I’m referring to every single person, across our country, who goes to a camp to hunt something, somewhere. Though the individuals in the community tend to be private by nature, we nonetheless combine as a community that transcends the camp, even the state. It is a nationwide community of people who share a common set of beliefs and values, and who choose to act on those values.

We celebrate the heritage and craft of hunting. We value and make use of our Second Amendment rights. We appreciate the opportunity to escape all that is modern and to rest in the comfort and simplicity of tradition. We drop the labels and stigmas of our social-media driven world and live, if only for a short time, as hunters.

This year I was reminded of the wonderful community of which I am a part. It started with a phone call while I was away hunting in Wyoming. When I returned home, my wife told me someone from Mississippi called several times while I was away.

Assuming he was trying to sell me something, I returned his call with an email. He indicated he’d read an article of mine in Bugle magazine. The article explained my view that elk hunters of tomorrow must start as youth hunting small game today. I had used my son as an example in the article of a young person who wants to hunt elk and is starting on that path by chasing squirrels in West Virginia. The gentleman went on to explain that he appreciated my article, and wanted to offer my son a complimentary elk hunt on his ranch in New Mexico.

At first I was skeptical—after all, nothing in this world is free. I spent several days emailing him, every time waiting for, expecting really, “the catch.” After all, he owns a business that sells these very same hunts with a salty price tag. After several days of emails I cut to the chase and asked in plain language if I’d owe him any money. He responded, “No, this is for your son, a future elk hunter. I just want to be the guy who helps him get his first elk. If we can’t share our blessings, what good are they?”
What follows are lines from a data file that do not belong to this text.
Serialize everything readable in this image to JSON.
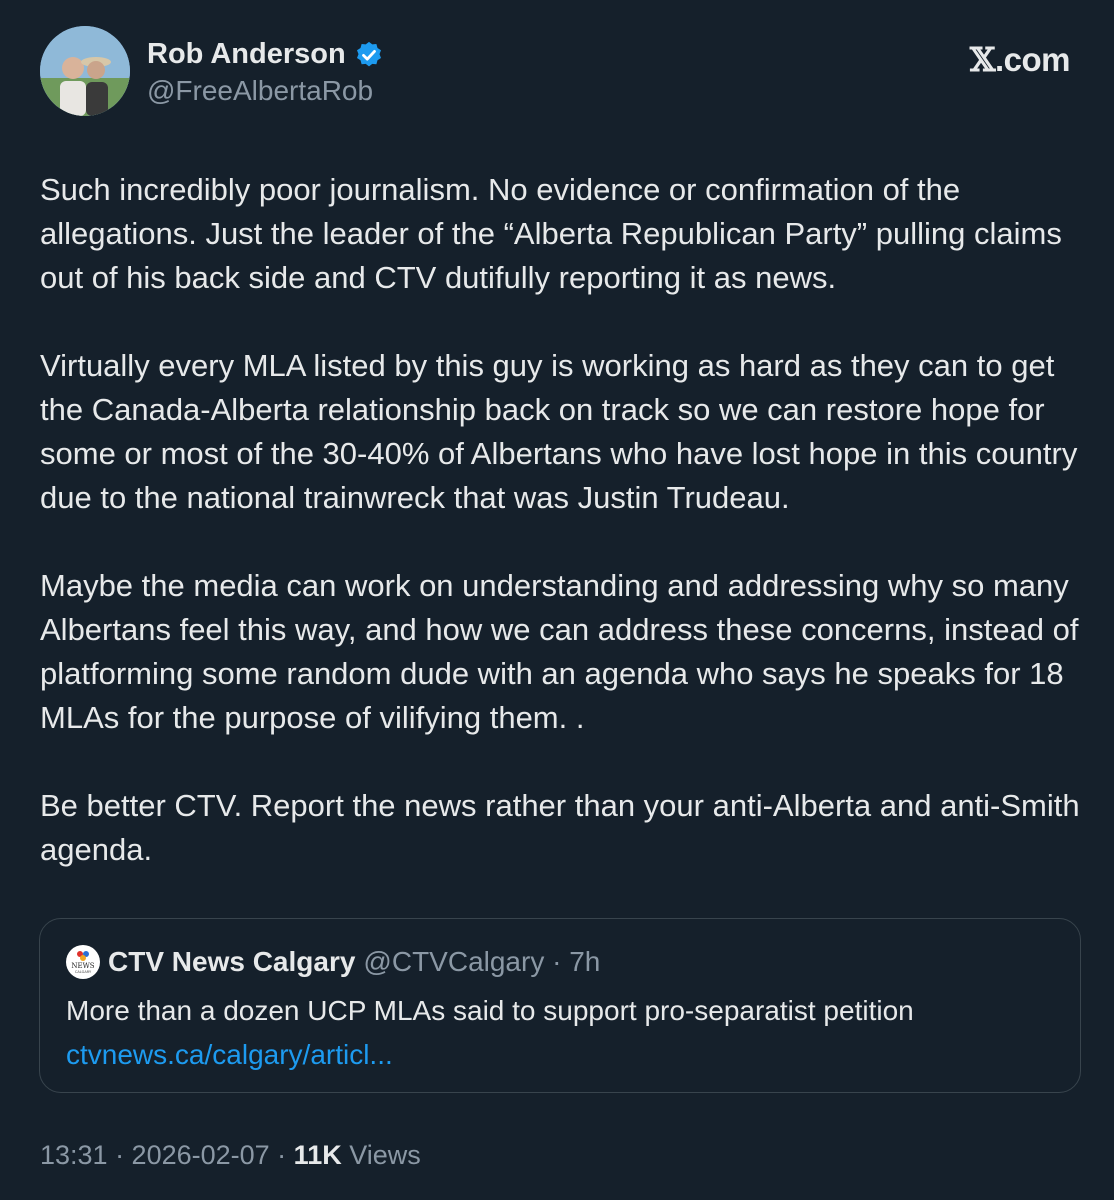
{
  "author": {
    "display_name": "Rob Anderson",
    "handle": "@FreeAlbertaRob",
    "verified_icon": "verified-badge-icon"
  },
  "brand": {
    "x": "𝕏",
    "rest": ".com"
  },
  "tweet": {
    "paragraphs": [
      "Such incredibly poor journalism. No evidence or confirmation of the allegations. Just the leader of the “Alberta Republican Party” pulling claims out of his back side and CTV dutifully reporting it as news.",
      "Virtually every MLA listed by this guy is working as hard as they can to get the Canada-Alberta relationship back on track so we can restore hope for some or most of the 30-40% of Albertans who have lost hope in this country due to the national trainwreck that was Justin Trudeau.",
      "Maybe the media can work on understanding and addressing why so many Albertans feel this way, and how we can address these concerns, instead of platforming some random dude with an agenda who says he speaks for 18 MLAs for the purpose of vilifying them. .",
      "Be better CTV. Report the news rather than your anti-Alberta and anti-Smith agenda."
    ]
  },
  "quoted": {
    "logo_text": "NEWS",
    "logo_sub": "CALGARY",
    "name": "CTV News Calgary",
    "handle_time": "@CTVCalgary · 7h",
    "text": "More than a dozen UCP MLAs said to support pro-separatist petition",
    "link": "ctvnews.ca/calgary/articl..."
  },
  "meta": {
    "time_date": "13:31 · 2026-02-07 · ",
    "views_count": "11K",
    "views_label": " Views"
  },
  "colors": {
    "background": "#15202b",
    "text": "#e7e9ea",
    "secondary": "#8b98a5",
    "link": "#1d9bf0",
    "border": "#38444d"
  }
}
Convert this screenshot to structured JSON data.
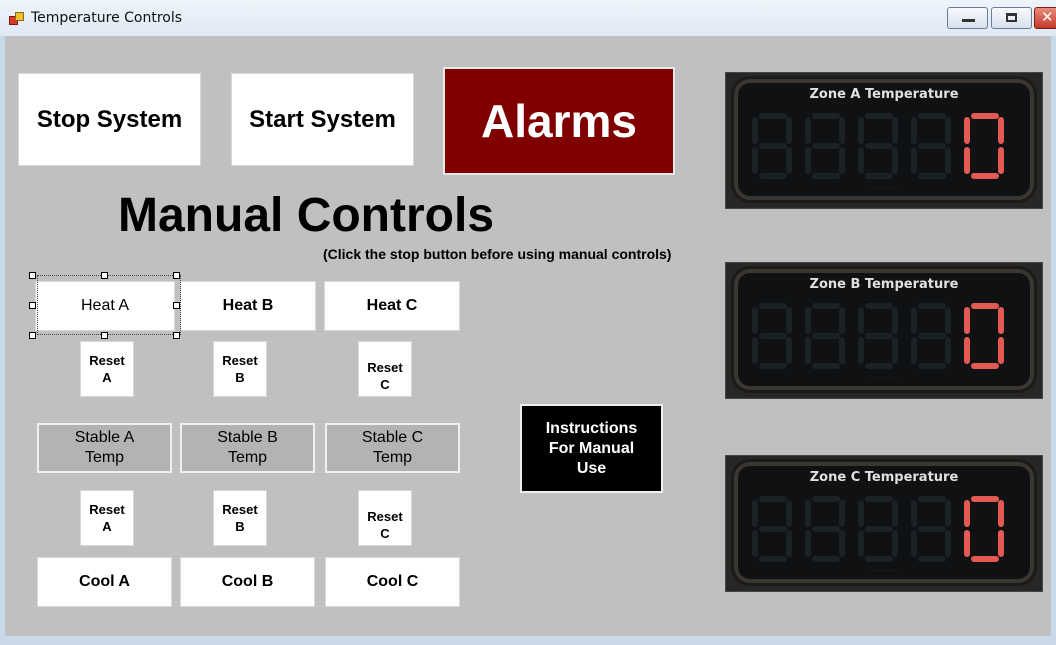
{
  "window": {
    "title": "Temperature Controls",
    "close_glyph": "✕"
  },
  "toolbar": {
    "stop_label": "Stop System",
    "start_label": "Start System",
    "alarms_label": "Alarms",
    "alarms_color": "#800000"
  },
  "manual": {
    "heading": "Manual Controls",
    "hint": "(Click the stop button before using manual controls)",
    "heat": [
      "Heat A",
      "Heat B",
      "Heat C"
    ],
    "reset_top": [
      [
        "Reset",
        "A"
      ],
      [
        "Reset",
        "B"
      ],
      [
        "Reset",
        "C"
      ]
    ],
    "stable": [
      [
        "Stable A",
        "Temp"
      ],
      [
        "Stable B",
        "Temp"
      ],
      [
        "Stable C",
        "Temp"
      ]
    ],
    "reset_bottom": [
      [
        "Reset",
        "A"
      ],
      [
        "Reset",
        "B"
      ],
      [
        "Reset",
        "C"
      ]
    ],
    "cool": [
      "Cool A",
      "Cool B",
      "Cool C"
    ]
  },
  "instructions": {
    "lines": [
      "Instructions",
      "For Manual",
      "Use"
    ]
  },
  "gauges": [
    {
      "title": "Zone A Temperature",
      "value": "0"
    },
    {
      "title": "Zone B Temperature",
      "value": "0"
    },
    {
      "title": "Zone C Temperature",
      "value": "0"
    }
  ],
  "colors": {
    "digit_on": "#e35a52",
    "digit_off": "#1b2226",
    "client_bg": "#c0c0c0"
  }
}
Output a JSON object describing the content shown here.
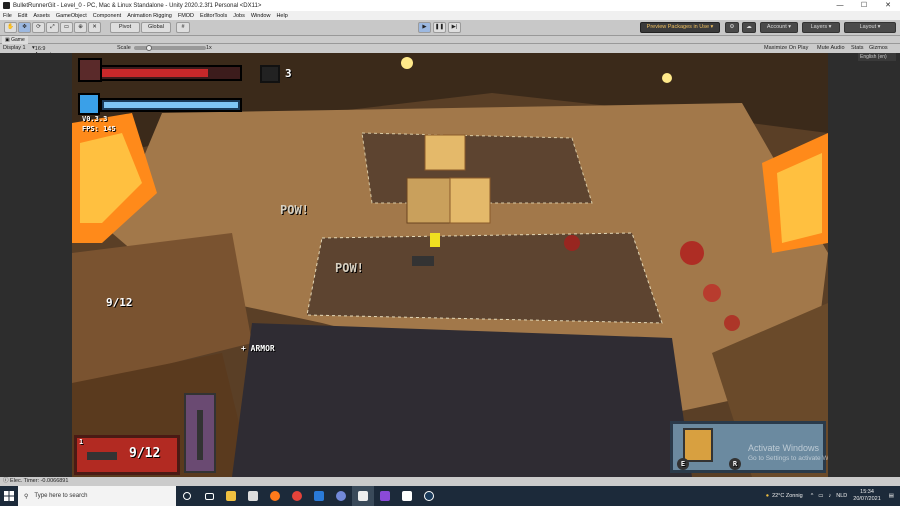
{
  "window": {
    "title": "BulletRunnerGit - Level_0 - PC, Mac & Linux Standalone - Unity 2020.2.3f1 Personal <DX11>",
    "minimize": "—",
    "maximize": "☐",
    "close": "✕"
  },
  "menu": [
    "File",
    "Edit",
    "Assets",
    "GameObject",
    "Component",
    "Animation Rigging",
    "FMOD",
    "EditorTools",
    "Jobs",
    "Window",
    "Help"
  ],
  "toolbar": {
    "pivot": "Pivot",
    "global": "Global",
    "preview_packages": "Preview Packages in Use ▾",
    "account": "Account",
    "layers": "Layers",
    "layout": "Layout"
  },
  "game_tab": {
    "label": "Game",
    "display": "Display 1",
    "aspect": "16:9 Aspect",
    "scale_label": "Scale",
    "scale_value": "1x",
    "maximize_on_play": "Maximize On Play",
    "mute_audio": "Mute Audio",
    "stats": "Stats",
    "gizmos": "Gizmos",
    "language": "English (en)"
  },
  "hud": {
    "health_fill": 0.8,
    "shield_fill": 1.0,
    "coins": "3",
    "version": "V0.3.3",
    "fps": "FPS: 145",
    "ammo_world": "9/12",
    "pow_1": "POW!",
    "pow_2": "POW!",
    "armor_pickup": "+ ARMOR",
    "weapon_slot_number": "1",
    "weapon_ammo": "9/12",
    "key_e": "E",
    "key_r": "R",
    "watermark_title": "Activate Windows",
    "watermark_sub": "Go to Settings to activate Windows."
  },
  "status": {
    "text": "Elec. Timer: -0.0066891"
  },
  "taskbar": {
    "search_placeholder": "Type here to search",
    "weather": "22°C  Zonnig",
    "language": "NLD",
    "time": "15:34",
    "date": "20/07/2021"
  },
  "colors": {
    "health": "#c8282a",
    "shield": "#3aa0e8",
    "lava": "#ff8a1a",
    "floor": "#a07a4a"
  }
}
Blessings. I had forgotten that the community I’m a part of still believes in them. I was reminded that the men of my community will do something just because it’s right or good. I was immediately ashamed. I’d forgotten where I’d come from and the community of which I am a part. I had doubted a person who I should have trusted. I had let the jaded world in which I live convince me that this man certainly wouldn’t do anything that didn’t directly profit him.

By Doug Humphreys

I am proud, and thankful, to be a member of the hunting camp community. I will do everything I can to ensure my children are a part of it too. I will try to show them all the camps: West Virginia deer camp where my heart and soul reside, Elk camp in the dark timber of New Mexico, and mule deer camp above timberline in Wyoming. Moose camp in the North Woods. Bear camp on the coast of Alaska, and caribou camp in that state’s indescribable wilderness.

As we travel from camp to camp, I will introduce them to the community of people who bring these camps to life. I will help my children understand that being a member of this community doesn’t make them old and outdated; rather it makes them special in their ability to transcend the path that our modern society sometimes likes to travel.

The best part of hunting camp is that all are welcome. If you can shake our hand and look us in the eye as you ask to join us, we’ll gladly open the door of our hunting camp to you. I promise you’ll like what you find inside.